Journal: Acta Obstetrica e Ginecologia Portuguesa
ISSN 1646-5830


ABSTRACT
Aim: Urinary tract infections (UTI) are the most common bacterial infections in pregnancy, affecting nearly 20% of pregnancies and causing about 10% of hospital admissions.Objective: To identify and compare infeccious agents and antibiogram results of all UTI in the pregnant population of a terciary care maternity hospital. To compare UTI agents from patients in the outpatient clinic and in the hospital wards. To establish guidelines for antibiotic administration because of UTI during pregnancy.Methods: Retrospective eveluation of all urinary cultures requested at the hospital between 2005 and 2006. Results were analysed separately for outpatients and inpatients. A total of 3487 cultures were included in the study, of which 402 had an isolated agent. E. coli was isolated in 55.2% of outpatients vs. 60.2% of inpatients.

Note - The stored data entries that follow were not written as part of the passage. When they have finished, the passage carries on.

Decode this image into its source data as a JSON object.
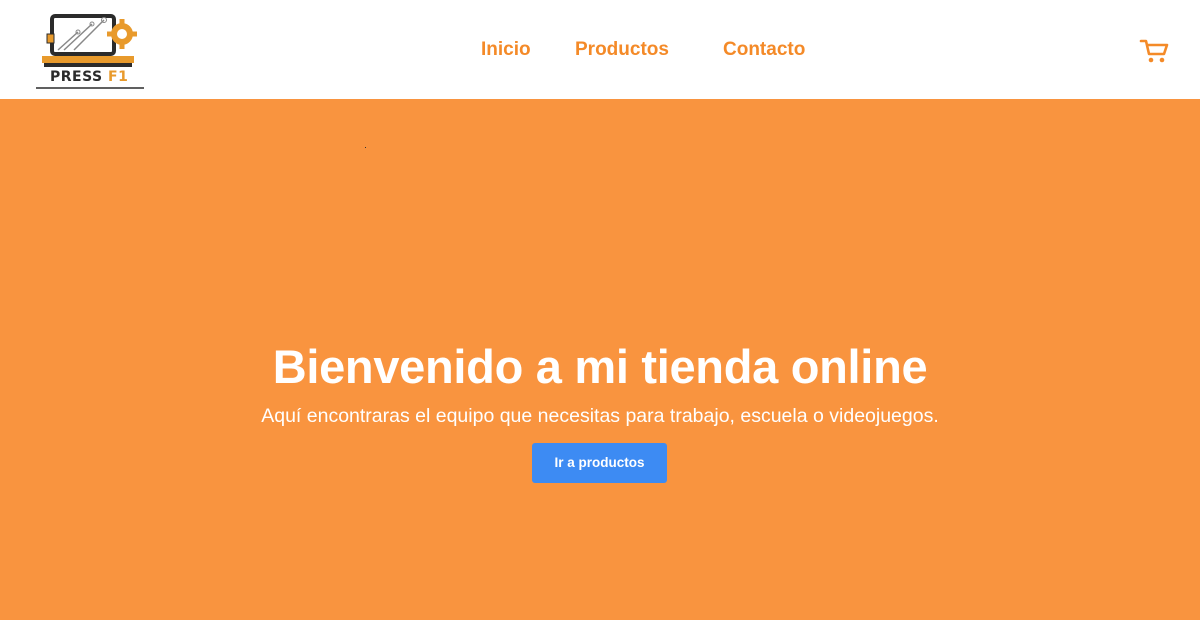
{
  "header": {
    "logo": {
      "text_main": "PRESS ",
      "text_accent": "F1",
      "icon": "laptop-gear-circuit-logo"
    },
    "nav": [
      {
        "label": "Inicio"
      },
      {
        "label": "Productos"
      },
      {
        "label": "Contacto"
      }
    ],
    "cart_icon": "shopping-cart-icon"
  },
  "hero": {
    "title": "Bienvenido a mi tienda online",
    "subtitle": "Aquí encontraras el equipo que necesitas para trabajo, escuela o videojuegos.",
    "button_label": "Ir a productos"
  },
  "colors": {
    "brand_orange": "#f48a28",
    "hero_background": "#f9943f",
    "button_blue": "#3d8bf3",
    "logo_gold": "#e89a2c"
  }
}
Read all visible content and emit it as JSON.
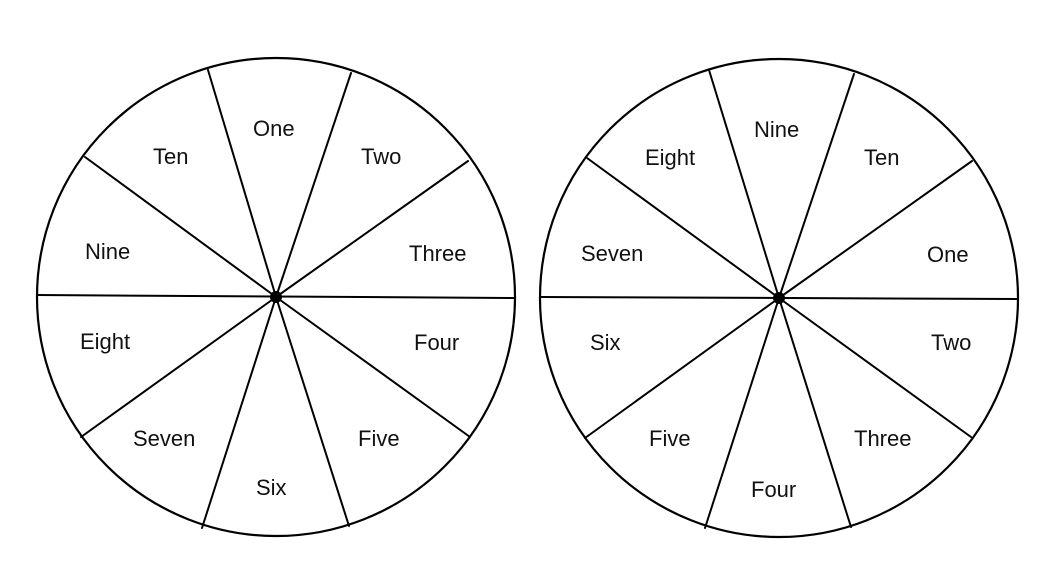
{
  "colors": {
    "background": "#ffffff",
    "ink": "#000000"
  },
  "wheels": [
    {
      "name": "left-wheel",
      "labels": [
        "One",
        "Two",
        "Three",
        "Four",
        "Five",
        "Six",
        "Seven",
        "Eight",
        "Nine",
        "Ten"
      ]
    },
    {
      "name": "right-wheel",
      "labels": [
        "Nine",
        "Ten",
        "One",
        "Two",
        "Three",
        "Four",
        "Five",
        "Six",
        "Seven",
        "Eight"
      ]
    }
  ]
}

For Streptococcus agalactiae the proportion was 16.7% vs. 5.5%, for P. mirabilis 9.4% vs. 6.4%, and for K. pneumoniae 7.7% vs. 3.8%. Antibiotic resistance for ampiciline was 53.8% vs. 62.6%; for amoxi-clavulanate 18% vs. 43.6%; for co-trimoxazol 15.3% vs. 19.5%; for nitrofurantoin 17.8% vs. 14.6%; for cephalotin 31.1% vs. 46.4%; and for cefuroxime 3.1% vs. 5.3%.Conclusion: The most frequent UTI agent, in both outpatient and inpatient settings, was E. coli. In inpatients ampicilin, cephalotin, and amoxi-clavulanate showed high rates of resistance. This study suggests that in women admitted with complicated UTI the first treatment option should be cefuroxime.